• La mort du petit Suisse

    Le 30 mars 1658 est un samedi, c’est jour de marché à Baigneux mais ce n’est pas le bruit des marchands s’installant sous les halles qui ont éveillé Antoine Lacoste chirurgien et apothicaire car il n’a guère dormi cette nuit ni celle d’avant d’ailleurs. Le souvenir de ce jeune suisse le poursuit. Qu’aurait-il pu faire d‘autre ? Aurait-il pu le sauver ? Même son confrère Edme Guénebault chirurgien à Cessey lui a affirmé qu’il n’aurait rien pu faire. Pourtant quand Claude Béguin l’hôtellier de la Croix de Fer est venu le chercher hier matin vers 5 heures parce qu’un de ses clients se trouvait mal, il s’est transporté en hâte avec ses instruments.

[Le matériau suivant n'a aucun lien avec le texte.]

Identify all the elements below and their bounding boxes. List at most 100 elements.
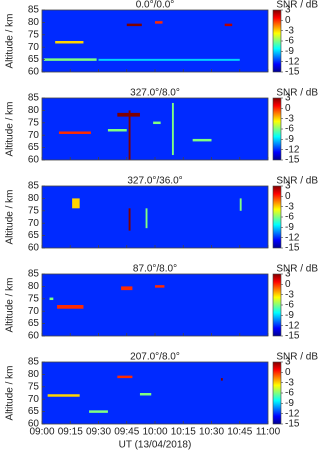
colorbar-tick-label: -9 <box>285 310 294 321</box>
colorbar-tick-label: -3 <box>285 113 294 124</box>
panel-title: 207.0°/8.0° <box>130 352 180 363</box>
colorbar-tick-label: -15 <box>285 419 300 430</box>
y-axis-label: Altitude / km <box>5 13 16 68</box>
x-tick-label: 09:00 <box>29 427 54 438</box>
echo <box>128 110 131 160</box>
echo <box>192 138 212 142</box>
colorbar-tick-label: 3 <box>285 357 291 368</box>
colorbar-tick-label: -12 <box>285 56 300 67</box>
colorbar-tick-label: -3 <box>285 201 294 212</box>
x-tick-label: 11:00 <box>256 427 281 438</box>
echo <box>155 21 163 24</box>
colorbar-tick-label: -9 <box>285 222 294 233</box>
colorbar-tick-label: -15 <box>285 67 300 78</box>
colorbar-tick-label: -9 <box>285 398 294 409</box>
echo <box>58 131 91 134</box>
y-axis-label: Altitude / km <box>5 189 16 244</box>
y-tick-label: 80 <box>28 281 40 292</box>
colorbar-tick-label: -6 <box>285 212 294 223</box>
colorbar-label: SNR / dB <box>276 352 318 363</box>
y-tick-label: 60 <box>28 331 40 342</box>
echo <box>121 286 133 291</box>
echo <box>155 285 165 288</box>
echo <box>220 378 223 381</box>
y-tick-label: 65 <box>28 142 40 153</box>
y-tick-label: 70 <box>28 394 40 405</box>
y-tick-label: 75 <box>28 293 40 304</box>
plot-background <box>42 362 268 424</box>
echo <box>107 129 127 132</box>
y-tick-label: 65 <box>28 406 40 417</box>
colorbar-tick-label: 3 <box>285 93 291 104</box>
colorbar-tick-label: -6 <box>285 124 294 135</box>
echo <box>171 102 174 156</box>
echo <box>126 23 142 27</box>
colorbar-label: SNR / dB <box>276 264 318 275</box>
colorbar <box>272 273 282 337</box>
colorbar-tick-label: -12 <box>285 232 300 243</box>
echo <box>55 41 84 44</box>
colorbar-tick-label: 0 <box>285 367 291 378</box>
echo <box>145 208 148 229</box>
colorbar-tick-label: 0 <box>285 191 291 202</box>
y-axis-label: Altitude / km <box>5 365 16 420</box>
y-tick-label: 85 <box>28 93 40 104</box>
echo <box>139 393 152 396</box>
y-tick-label: 75 <box>28 29 40 40</box>
x-tick-label: 10:00 <box>142 427 167 438</box>
x-tick-label: 09:45 <box>114 427 139 438</box>
y-tick-label: 85 <box>28 5 40 16</box>
colorbar <box>272 185 282 249</box>
colorbar-tick-label: -3 <box>285 377 294 388</box>
colorbar-tick-label: -6 <box>285 388 294 399</box>
colorbar <box>272 97 282 161</box>
colorbar-tick-label: -12 <box>285 320 300 331</box>
x-tick-label: 09:30 <box>86 427 111 438</box>
y-axis-label: Altitude / km <box>5 101 16 156</box>
y-tick-label: 70 <box>28 306 40 317</box>
y-tick-label: 60 <box>28 243 40 254</box>
colorbar-tick-label: -15 <box>285 155 300 166</box>
x-tick-label: 10:45 <box>227 427 252 438</box>
plot-background <box>42 186 268 248</box>
y-tick-label: 80 <box>28 193 40 204</box>
y-tick-label: 85 <box>28 181 40 192</box>
y-tick-label: 80 <box>28 105 40 116</box>
y-tick-label: 60 <box>28 419 40 430</box>
colorbar-tick-label: -6 <box>285 300 294 311</box>
y-tick-label: 70 <box>28 130 40 141</box>
panel-title: 327.0°/36.0° <box>127 176 182 187</box>
echo <box>128 208 131 231</box>
y-axis-label: Altitude / km <box>5 277 16 332</box>
echo <box>98 58 240 61</box>
y-tick-label: 75 <box>28 381 40 392</box>
colorbar-tick-label: -3 <box>285 289 294 300</box>
echo <box>89 410 108 413</box>
panel-title: 0.0°/0.0° <box>136 0 175 11</box>
colorbar-label: SNR / dB <box>276 88 318 99</box>
colorbar-tick-label: -12 <box>285 144 300 155</box>
echo <box>47 394 80 397</box>
y-tick-label: 75 <box>28 205 40 216</box>
y-tick-label: 70 <box>28 218 40 229</box>
y-tick-label: 70 <box>28 42 40 53</box>
colorbar-tick-label: 0 <box>285 103 291 114</box>
colorbar-tick-label: -6 <box>285 36 294 47</box>
y-tick-label: 60 <box>28 155 40 166</box>
panel-title: 327.0°/8.0° <box>130 88 180 99</box>
y-tick-label: 85 <box>28 269 40 280</box>
colorbar-tick-label: 0 <box>285 279 291 290</box>
y-tick-label: 65 <box>28 230 40 241</box>
x-tick-label: 09:15 <box>58 427 83 438</box>
plot-background <box>42 98 268 160</box>
colorbar-tick-label: -15 <box>285 331 300 342</box>
y-tick-label: 60 <box>28 67 40 78</box>
colorbar-tick-label: 3 <box>285 5 291 16</box>
colorbar-label: SNR / dB <box>276 176 318 187</box>
y-tick-label: 75 <box>28 117 40 128</box>
colorbar-tick-label: -9 <box>285 46 294 57</box>
x-tick-label: 10:15 <box>171 427 196 438</box>
y-tick-label: 80 <box>28 17 40 28</box>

    Il a trouvé un jeune homme d’une vingtaine d’année qui se plaignait d’oppression respiratoire. Ses compagnons interrogés , lui ont dit qu’ils retournaient chez eux, à Bâle en Suisse après un voyage d’affaire en Angleterre, qu’ils étaient arrivés la veille et avait pris logis à la Croix de fer vers six heures du soir, y avaient soupé avec deux autres clients et que leur ami semblait bien se porter. Dans la nuit il s’est agité et a commencé à se plaindre et à étouffer. C’est donc après s’être concertés qu’ils ont réveillé l’hôtellier pour lui demander de l’aide. Immédiatement Claude Béguin est venu le quérir, lui, Antoine Lacoste, celui qui connaît les maladies et les remèdes.

    Après avoir pris la mesure du mal, il a immédiatement appliqué le meilleur remède qu’il connaisse pour ces symptômes : un lavement. Malgré donc ces soins rapides et compétents, le jeune homme est décédé peu après.

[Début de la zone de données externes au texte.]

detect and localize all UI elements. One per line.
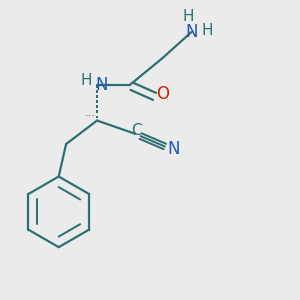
Text: H: H <box>202 23 213 38</box>
Text: C: C <box>131 123 142 138</box>
Text: N: N <box>95 76 108 94</box>
Text: N: N <box>185 23 197 41</box>
Text: O: O <box>156 85 169 103</box>
Text: H: H <box>80 73 92 88</box>
Text: H: H <box>182 8 194 23</box>
Text: N: N <box>167 140 180 158</box>
Text: ···: ··· <box>85 111 96 121</box>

    Il a fallu informer Daniel Armedey, le procureur du roi, qui est venu avec le greffier Bernard Boilleau et un des sergents de la prévôté, Claude Nauldot, pour constater le décès, procéder à l’inventaire des biens du défunt et pourvoir à sa sépulture.

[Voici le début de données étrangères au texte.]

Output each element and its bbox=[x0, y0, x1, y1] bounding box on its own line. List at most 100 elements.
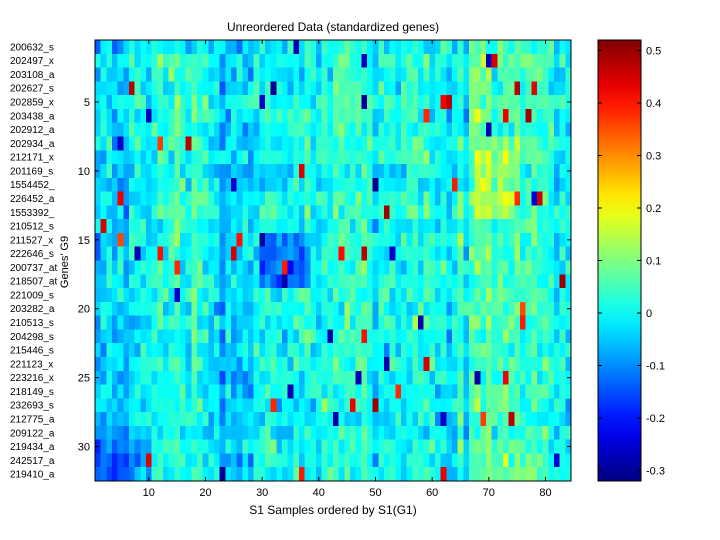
heatmap-cell bbox=[248, 40, 255, 55]
heatmap-cell bbox=[100, 136, 107, 151]
heatmap-cell bbox=[316, 246, 323, 261]
heatmap-cell bbox=[174, 370, 181, 385]
heatmap-cell bbox=[525, 301, 532, 317]
heatmap-cell bbox=[299, 40, 306, 55]
heatmap-cell bbox=[486, 164, 493, 179]
heatmap-cell bbox=[151, 370, 158, 385]
heatmap-cell bbox=[236, 191, 243, 206]
heatmap-cell bbox=[225, 67, 232, 82]
heatmap-cell bbox=[248, 356, 255, 372]
heatmap-cell bbox=[429, 356, 436, 372]
heatmap-cell bbox=[446, 439, 453, 454]
heatmap-cell bbox=[242, 260, 249, 275]
heatmap-cell bbox=[219, 191, 226, 206]
heatmap-cell bbox=[151, 274, 158, 289]
heatmap-cell bbox=[270, 219, 277, 234]
heatmap-cell bbox=[429, 164, 436, 179]
heatmap-cell bbox=[236, 301, 243, 317]
heatmap-cell bbox=[299, 467, 306, 482]
heatmap-cell bbox=[287, 384, 294, 399]
heatmap-cell bbox=[146, 136, 153, 151]
heatmap-cell bbox=[423, 219, 430, 234]
heatmap-cell bbox=[361, 53, 368, 68]
heatmap-cell bbox=[163, 246, 170, 261]
heatmap-cell bbox=[208, 439, 215, 454]
heatmap-cell bbox=[293, 260, 300, 275]
heatmap-cell bbox=[112, 301, 119, 317]
heatmap-cell bbox=[463, 53, 470, 68]
heatmap-cell bbox=[225, 191, 232, 206]
heatmap-cell bbox=[321, 398, 328, 413]
heatmap-cell bbox=[565, 425, 572, 441]
heatmap-cell bbox=[429, 467, 436, 482]
heatmap-cell bbox=[100, 329, 107, 344]
heatmap-cell bbox=[117, 453, 124, 468]
heatmap-cell bbox=[248, 136, 255, 151]
heatmap-cell bbox=[163, 191, 170, 206]
heatmap-cell bbox=[378, 274, 385, 289]
heatmap-cell bbox=[423, 398, 430, 413]
heatmap-cell bbox=[225, 439, 232, 454]
heatmap-cell bbox=[214, 453, 221, 468]
heatmap-cell bbox=[293, 315, 300, 330]
heatmap-cell bbox=[401, 370, 408, 385]
heatmap-cell bbox=[412, 453, 419, 468]
heatmap-cell bbox=[554, 95, 561, 110]
heatmap-cell bbox=[117, 467, 124, 482]
heatmap-cell bbox=[208, 191, 215, 206]
heatmap-cell bbox=[389, 177, 396, 192]
heatmap-cell bbox=[117, 260, 124, 275]
heatmap-cell bbox=[520, 81, 527, 96]
heatmap-cell bbox=[248, 467, 255, 482]
heatmap-cell bbox=[129, 136, 136, 151]
heatmap-cell bbox=[112, 467, 119, 482]
heatmap-cell bbox=[554, 384, 561, 399]
heatmap-cell bbox=[265, 81, 272, 96]
heatmap-cell bbox=[537, 136, 544, 151]
heatmap-cell bbox=[231, 329, 238, 344]
heatmap-cell bbox=[525, 136, 532, 151]
heatmap-cell bbox=[412, 136, 419, 151]
heatmap-cell bbox=[276, 164, 283, 179]
heatmap-cell bbox=[452, 246, 459, 261]
heatmap-cell bbox=[100, 398, 107, 413]
heatmap-cell bbox=[282, 425, 289, 441]
heatmap-cell bbox=[185, 260, 192, 275]
heatmap-cell bbox=[355, 136, 362, 151]
heatmap-cell bbox=[367, 439, 374, 454]
heatmap-cell bbox=[129, 274, 136, 289]
heatmap-cell bbox=[542, 40, 549, 55]
heatmap-cell bbox=[163, 453, 170, 468]
heatmap-cell bbox=[531, 412, 538, 427]
heatmap-cell bbox=[429, 425, 436, 441]
heatmap-cell bbox=[559, 260, 566, 275]
heatmap-cell bbox=[565, 81, 572, 96]
heatmap-cell bbox=[565, 412, 572, 427]
heatmap-cell bbox=[389, 412, 396, 427]
heatmap-cell bbox=[259, 288, 266, 303]
heatmap-cell bbox=[276, 95, 283, 110]
heatmap-cell bbox=[537, 467, 544, 482]
heatmap-cell bbox=[225, 81, 232, 96]
heatmap-cell bbox=[344, 370, 351, 385]
heatmap-cell bbox=[446, 136, 453, 151]
heatmap-cell bbox=[242, 122, 249, 137]
heatmap-cell bbox=[372, 288, 379, 303]
heatmap-cell bbox=[321, 412, 328, 427]
heatmap-cell bbox=[344, 191, 351, 206]
heatmap-cell bbox=[219, 67, 226, 82]
heatmap-cell bbox=[191, 232, 198, 248]
heatmap-cell bbox=[287, 315, 294, 330]
heatmap-cell bbox=[168, 122, 175, 137]
heatmap-cell bbox=[367, 315, 374, 330]
heatmap-cell bbox=[367, 122, 374, 137]
heatmap-cell bbox=[163, 288, 170, 303]
heatmap-cell bbox=[163, 274, 170, 289]
heatmap-cell bbox=[418, 412, 425, 427]
heatmap-cell bbox=[327, 439, 334, 454]
heatmap-cell bbox=[333, 274, 340, 289]
heatmap-cell bbox=[350, 398, 357, 413]
heatmap-cell bbox=[140, 177, 147, 192]
heatmap-cell bbox=[435, 370, 442, 385]
heatmap-cell bbox=[367, 164, 374, 179]
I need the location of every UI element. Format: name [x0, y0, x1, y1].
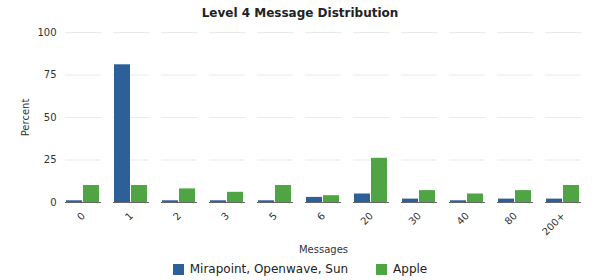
svg-text:100: 100: [37, 27, 56, 38]
svg-text:25: 25: [44, 154, 57, 165]
html-text:Mirapoint, Openwave, Sun: Mirapoint, Openwave, Sun: [189, 262, 349, 276]
svg-text:1: 1: [123, 210, 135, 222]
svg-text:6: 6: [315, 210, 327, 222]
html-text:Level 4 Message Distribution: Level 4 Message Distribution: [201, 6, 399, 20]
svg-text:50: 50: [44, 112, 57, 123]
svg-text:Messages: Messages: [299, 244, 348, 255]
svg-text:80: 80: [502, 210, 519, 227]
svg-text:20: 20: [358, 210, 375, 227]
svg-text:3: 3: [219, 210, 231, 222]
svg-text:75: 75: [44, 69, 57, 80]
svg-text:Percent: Percent: [20, 99, 31, 137]
svg-text:30: 30: [406, 210, 423, 227]
svg-text:5: 5: [267, 210, 279, 222]
svg-text:0: 0: [50, 197, 56, 208]
svg-text:0: 0: [75, 210, 87, 222]
html-text:Apple: Apple: [393, 262, 428, 276]
svg-text:40: 40: [454, 210, 471, 227]
svg-text:2: 2: [171, 210, 183, 222]
svg-text:200+: 200+: [540, 210, 567, 237]
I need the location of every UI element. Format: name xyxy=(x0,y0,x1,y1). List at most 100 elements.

    Un décès un peu soudain est toujours un peu inquiétant, c’est pourquoi le procureur du roi a ordonné que le corps du jeune suisse soit examiné intérieurement et extérieurement par deux chirurgiens pour déterminer la cause du décès. A Antoine Lacoste s’est joint Edme Guénebault, autre chirurgien compétent puisqu’il a bénéficié de l’enseignement de son beau-père Jean Loriot (estimé par tous pour ses talents de chirurgien qu’il a longtemps exercés avant de se consacrer depuis environ 2 ans à sa charge de maire de Baigneux).

    Les deux hommes de l’art ont donc procédé à l’examen et c’est  après avoir longtemps discuté qu’ils ont conclu, car leur diagnostic est sûr maintenant : ce jeune homme est mort d’un débord de cerveau qui se serait jeté dans la capacité de la poitrine.

    Le procureur du roi est donc rassuré sur la cause du décès, mais il doit maintenant faire face à un autre problème, en effet ces voyageurs suisses sont protestants et la mise en terre catholique va poser un problème.

    C’est Daniel Maurice, le notaire qui fait actuellement office de prévôt parce que Jean-Baptiste Beguin est absent qui devra statuer sur le sujet et certainement imposer à tous que ce jeune homme soit enterré dans le cimetière bien qu’il soit de la religion prétendue réformée.

    Donc Antoine Lacoste revit maintenant cette longue journée d’hier et malgré les propos rassurants de son confrère, il ne peut s’empêcher de repenser aux symptômes que présentait le jeune homme. Et il se prend à douter du remède qu’il lui a administré.

    Aurait-il du plutôt lui faire une saignée ?

    Mis en forme à partir d’un fait extrait  des registres du greffe de la prévôté royale de Baigneux-les-Juifs (AD21 BII299)

    La trame est réelle, la description clinique, le diagnostic et le remède également, seule la conclusion est inventée.